After a week in Israel — my first visit there — my overall assessment of its state of the environment is that there is room for both optimism and pessimism. Israel’s environmental health depends on the country taking decisive steps, both large and small, to reverse decades of damage.

I arrived in Israel last month to discuss environmental issues with leaders there. I joined Los Angeles city and county officials and activists led by Evan Kaizer on a trip arranged through the L.A. Jewish Federation’s Tel Aviv-Los Angeles Partnership. As the president of Heal the Bay, the nonprofit organization dedicated to improving Southern California’s coastal waters and watersheds, I came to share stories about water quality and supply, sustainability and river restoration.

Also, we met with several leaders from the environmental NGO community, the mayor of Tel Aviv and his staff, representatives from the Ministry of Environmental Protection, academics and even a couple of members of the Knesset.

From an environmentalist’s point of view, Israel is a nation of overwhelming contrasts. On the one hand, every building seems to have a solar water heater, every bathroom has dual flush toilets and the nation recycles an astounding 70 percent of its wastewater. On the other, the nation gets about two-thirds of its energy from coal, completely abuses rivers through sewage discharges and flow extractions for agriculture, and dumps massive amounts of sewage sludge into the Mediterranean Sea.

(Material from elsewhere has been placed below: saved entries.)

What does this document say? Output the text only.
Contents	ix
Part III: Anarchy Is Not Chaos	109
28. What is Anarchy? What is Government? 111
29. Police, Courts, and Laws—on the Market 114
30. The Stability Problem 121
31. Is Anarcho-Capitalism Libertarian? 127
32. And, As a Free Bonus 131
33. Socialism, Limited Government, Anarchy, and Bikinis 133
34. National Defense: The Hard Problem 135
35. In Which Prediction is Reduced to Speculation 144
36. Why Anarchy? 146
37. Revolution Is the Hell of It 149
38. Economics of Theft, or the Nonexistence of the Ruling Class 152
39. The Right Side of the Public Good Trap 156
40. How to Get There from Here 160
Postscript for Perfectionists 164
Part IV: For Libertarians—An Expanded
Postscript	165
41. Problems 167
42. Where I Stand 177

Israel is struggling with its environmental identity. As a highly educated, high-tech nation, the country is poised to be a major force in the global solar market. But despite all the innovation, Israelis have yet to build major solar facilities to wean themselves from coal. In fact, their energy use continues to rise due to increasing reliance on desalination for water supply, a love affair with air conditioners, and massive pump infrastructure to deliver potable and recycled water throughout the New Jersey-sized nation of 7 million. (However it is worth noting that Israelis are still much more efficient per capita than Americans.)

Security and water supply remain the dominant issues for Israel. Environmental concerns have only emerged in the last 15 years or so. The NGO movement is growing, but still has a long way to go. The Israel Union for Environmental Defense (IUED), led by Tzipi Iser-Itzik, is well on its way to becoming the Natural Resources Defense Council of this nation, having recently spearheaded the successful effort to finally create the first Clean Water Act for Israel. The Society for the Protection of Nature in Israel is playing the Sierra Club role. I spent some time talking to Sagit Rogenstein from Zalul, Israel’s clean water and clean ocean group, and although they have great aspirations and energy, their next step should be partnering with the Waterkeeper Alliance (over 180 Keepers worldwide) to take their efforts to the next level. Also, I met with Gil Ya’acov, the executive director of Green Course, and his group plays the Environment California role with tremendous success in grass-roots organizing, especially on college campuses.

The most impressive environmental leader I met on the trip was Alon Tal, the founder of the IUED in 1990 and an environmental law professor at Ben-Gurion University. Tal recently received the Lifetime Achievement Award for Environmental Protection from the environmental ministry for his decades of effort. In addition, Tal authored “Pollution in A Promise Land: An Environmental History of Israel.”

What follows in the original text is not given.